Vislumbró un estrecho pasillo a su derecha y hacia allí se encaminó. También había, ancladas en la pared, un par de aquellas horribles y titilantes antorchas. Dejó atrás dos puertas que estaban cerradas. Vio un pequeño cuadro torcido y un ancla que debía de sostenerse en la pared mediante magia. ¿Por qué estaba Pinki tan obsesionado con aquel lugar?

Elliot decidió adentrarse un poco más, preparado para salir corriendo por si detectaba cualquier tipo de movimiento. No estaba dispuesto a combatir cruzando hechizos con nadie… Además, se suponía que él no estaba allí.

Un ligero susurro hizo que se parara en seco. Esperó por si se volvía a oír algo…

—Ayuda —suplicaba alguien en un agónico susurro. La voz sonaba tan fatigada y afónica que era imposible distinguir si era de un hombre o una mujer. ¿Estaría alguien en peligro?—. Ayuda —repitió la voz.

Elliot se aproximó hasta el final del corredor y vio que desde allí partía otro pasillo similar que desembocaba en una estancia circular poco iluminada. Para su sorpresa, allí estaba Pinki. Quieto como una estatua, mientras miraba a otro lado. Estuvo a punto de pegarle un grito, cuando el loro se movió. Seguramente se había percatado de los fuertes latidos del corazón de Elliot, porque volvió la cabeza en aquella dirección y, tan pronto como vio al muchacho, soltó un estridente chillido de los suyos al tiempo que alzaba el vuelo en su dirección. El eco, ensordecedor, recorrió toda la caverna.

—¡Estúpido pájaro! —gritó una voz.

¡Era la voz de Scunter! ¡Por los elementos! ¡Si Scunter le veía allí, le despellejaría vivo!

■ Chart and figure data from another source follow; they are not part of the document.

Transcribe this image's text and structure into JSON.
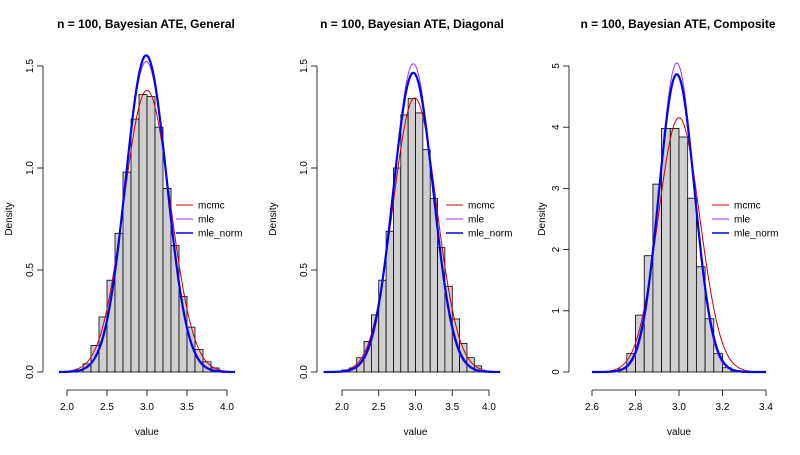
{
  "chart_data": [
    {
      "type": "histogram",
      "title": "n = 100, Bayesian ATE, General",
      "xlabel": "value",
      "ylabel": "Density",
      "xlim": [
        1.9,
        4.1
      ],
      "ylim": [
        0,
        1.55
      ],
      "x_ticks": [
        2.0,
        2.5,
        3.0,
        3.5,
        4.0
      ],
      "x_tick_labels": [
        "2.0",
        "2.5",
        "3.0",
        "3.5",
        "4.0"
      ],
      "y_ticks": [
        0.0,
        0.5,
        1.0,
        1.5
      ],
      "y_tick_labels": [
        "0.0",
        "0.5",
        "1.0",
        "1.5"
      ],
      "bin_width": 0.1,
      "bins": [
        {
          "x0": 2.1,
          "h": 0.01
        },
        {
          "x0": 2.2,
          "h": 0.04
        },
        {
          "x0": 2.3,
          "h": 0.13
        },
        {
          "x0": 2.4,
          "h": 0.27
        },
        {
          "x0": 2.5,
          "h": 0.45
        },
        {
          "x0": 2.6,
          "h": 0.68
        },
        {
          "x0": 2.7,
          "h": 0.98
        },
        {
          "x0": 2.8,
          "h": 1.24
        },
        {
          "x0": 2.9,
          "h": 1.36
        },
        {
          "x0": 3.0,
          "h": 1.35
        },
        {
          "x0": 3.1,
          "h": 1.2
        },
        {
          "x0": 3.2,
          "h": 0.9
        },
        {
          "x0": 3.3,
          "h": 0.62
        },
        {
          "x0": 3.4,
          "h": 0.37
        },
        {
          "x0": 3.5,
          "h": 0.22
        },
        {
          "x0": 3.6,
          "h": 0.11
        },
        {
          "x0": 3.7,
          "h": 0.05
        },
        {
          "x0": 3.8,
          "h": 0.02
        }
      ],
      "curves": [
        {
          "name": "mcmc",
          "color": "#cc0000",
          "mean": 3.0,
          "sd": 0.289,
          "lw": 1
        },
        {
          "name": "mle",
          "color": "#9b30ff",
          "mean": 2.99,
          "sd": 0.262,
          "lw": 1
        },
        {
          "name": "mle_norm",
          "color": "#0000ff",
          "mean": 2.99,
          "sd": 0.257,
          "lw": 2.2
        }
      ],
      "legend": {
        "placement": "right"
      }
    },
    {
      "type": "histogram",
      "title": "n = 100, Bayesian ATE, Diagonal",
      "xlabel": "value",
      "ylabel": "Density",
      "xlim": [
        1.75,
        4.15
      ],
      "ylim": [
        0,
        1.55
      ],
      "x_ticks": [
        2.0,
        2.5,
        3.0,
        3.5,
        4.0
      ],
      "x_tick_labels": [
        "2.0",
        "2.5",
        "3.0",
        "3.5",
        "4.0"
      ],
      "y_ticks": [
        0.0,
        0.5,
        1.0,
        1.5
      ],
      "y_tick_labels": [
        "0.0",
        "0.5",
        "1.0",
        "1.5"
      ],
      "bin_width": 0.1,
      "bins": [
        {
          "x0": 2.0,
          "h": 0.01
        },
        {
          "x0": 2.1,
          "h": 0.02
        },
        {
          "x0": 2.2,
          "h": 0.07
        },
        {
          "x0": 2.3,
          "h": 0.15
        },
        {
          "x0": 2.4,
          "h": 0.28
        },
        {
          "x0": 2.5,
          "h": 0.45
        },
        {
          "x0": 2.6,
          "h": 0.69
        },
        {
          "x0": 2.7,
          "h": 1.0
        },
        {
          "x0": 2.8,
          "h": 1.26
        },
        {
          "x0": 2.9,
          "h": 1.34
        },
        {
          "x0": 3.0,
          "h": 1.27
        },
        {
          "x0": 3.1,
          "h": 1.09
        },
        {
          "x0": 3.2,
          "h": 0.85
        },
        {
          "x0": 3.3,
          "h": 0.61
        },
        {
          "x0": 3.4,
          "h": 0.42
        },
        {
          "x0": 3.5,
          "h": 0.26
        },
        {
          "x0": 3.6,
          "h": 0.14
        },
        {
          "x0": 3.7,
          "h": 0.07
        },
        {
          "x0": 3.8,
          "h": 0.03
        }
      ],
      "curves": [
        {
          "name": "mcmc",
          "color": "#cc0000",
          "mean": 2.99,
          "sd": 0.297,
          "lw": 1
        },
        {
          "name": "mle",
          "color": "#9b30ff",
          "mean": 2.97,
          "sd": 0.264,
          "lw": 1
        },
        {
          "name": "mle_norm",
          "color": "#0000ff",
          "mean": 2.97,
          "sd": 0.272,
          "lw": 2.2
        }
      ],
      "legend": {
        "placement": "right"
      }
    },
    {
      "type": "histogram",
      "title": "n = 100, Bayesian ATE, Composite",
      "xlabel": "value",
      "ylabel": "Density",
      "xlim": [
        2.6,
        3.4
      ],
      "ylim": [
        0,
        5.1
      ],
      "x_ticks": [
        2.6,
        2.8,
        3.0,
        3.2,
        3.4
      ],
      "x_tick_labels": [
        "2.6",
        "2.8",
        "3.0",
        "3.2",
        "3.4"
      ],
      "y_ticks": [
        0,
        1,
        2,
        3,
        4,
        5
      ],
      "y_tick_labels": [
        "0",
        "1",
        "2",
        "3",
        "4",
        "5"
      ],
      "bin_width": 0.04,
      "bins": [
        {
          "x0": 2.72,
          "h": 0.05
        },
        {
          "x0": 2.76,
          "h": 0.3
        },
        {
          "x0": 2.8,
          "h": 0.93
        },
        {
          "x0": 2.84,
          "h": 1.9
        },
        {
          "x0": 2.88,
          "h": 3.07
        },
        {
          "x0": 2.92,
          "h": 3.98
        },
        {
          "x0": 2.96,
          "h": 3.98
        },
        {
          "x0": 3.0,
          "h": 3.84
        },
        {
          "x0": 3.04,
          "h": 2.84
        },
        {
          "x0": 3.08,
          "h": 1.72
        },
        {
          "x0": 3.12,
          "h": 0.87
        },
        {
          "x0": 3.16,
          "h": 0.3
        },
        {
          "x0": 3.2,
          "h": 0.07
        },
        {
          "x0": 3.24,
          "h": 0.02
        }
      ],
      "curves": [
        {
          "name": "mcmc",
          "color": "#cc0000",
          "mean": 3.0,
          "sd": 0.096,
          "lw": 1
        },
        {
          "name": "mle",
          "color": "#9b30ff",
          "mean": 2.99,
          "sd": 0.079,
          "lw": 1
        },
        {
          "name": "mle_norm",
          "color": "#0000ff",
          "mean": 2.99,
          "sd": 0.082,
          "lw": 2.2
        }
      ],
      "legend": {
        "placement": "right"
      }
    }
  ]
}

Vio cómo Pinki se acercaba a toda velocidad y, cuando apareció la sombra del sirviente, salió corriendo del túnel en dirección a la escalera.

Con Scunter pisándole los talones, ni se fijó en si había alguien a su alrededor cuando llegó a la planta baja. Afortunadamente, seguía tan vacía como diez minutos atrás. Se dirigió a toda prisa a la puerta principal. Pinki ya estaba a su lado.

Cómo logró salir de la casa y llegar hasta la escuela de Bubbleville sin ser visto es algo que no supo. Por su cabeza sólo cruzaba aquella aguda vocecita pidiendo socorro. ¿Quién sería? ¿A quién tendría encerrado Scunter allá abajo? Si se trataba de su vivienda, no le extrañaba que quisiese ocultar su existencia. ¿Estaría Gorgulus Hethlong al tanto? No lo creía, pero tenía que contar todo aquello a sus amigos.

Casi sin aliento, cruzó el espejo que le conduciría a la seguridad de las primaverales tierras de Hiddenwood.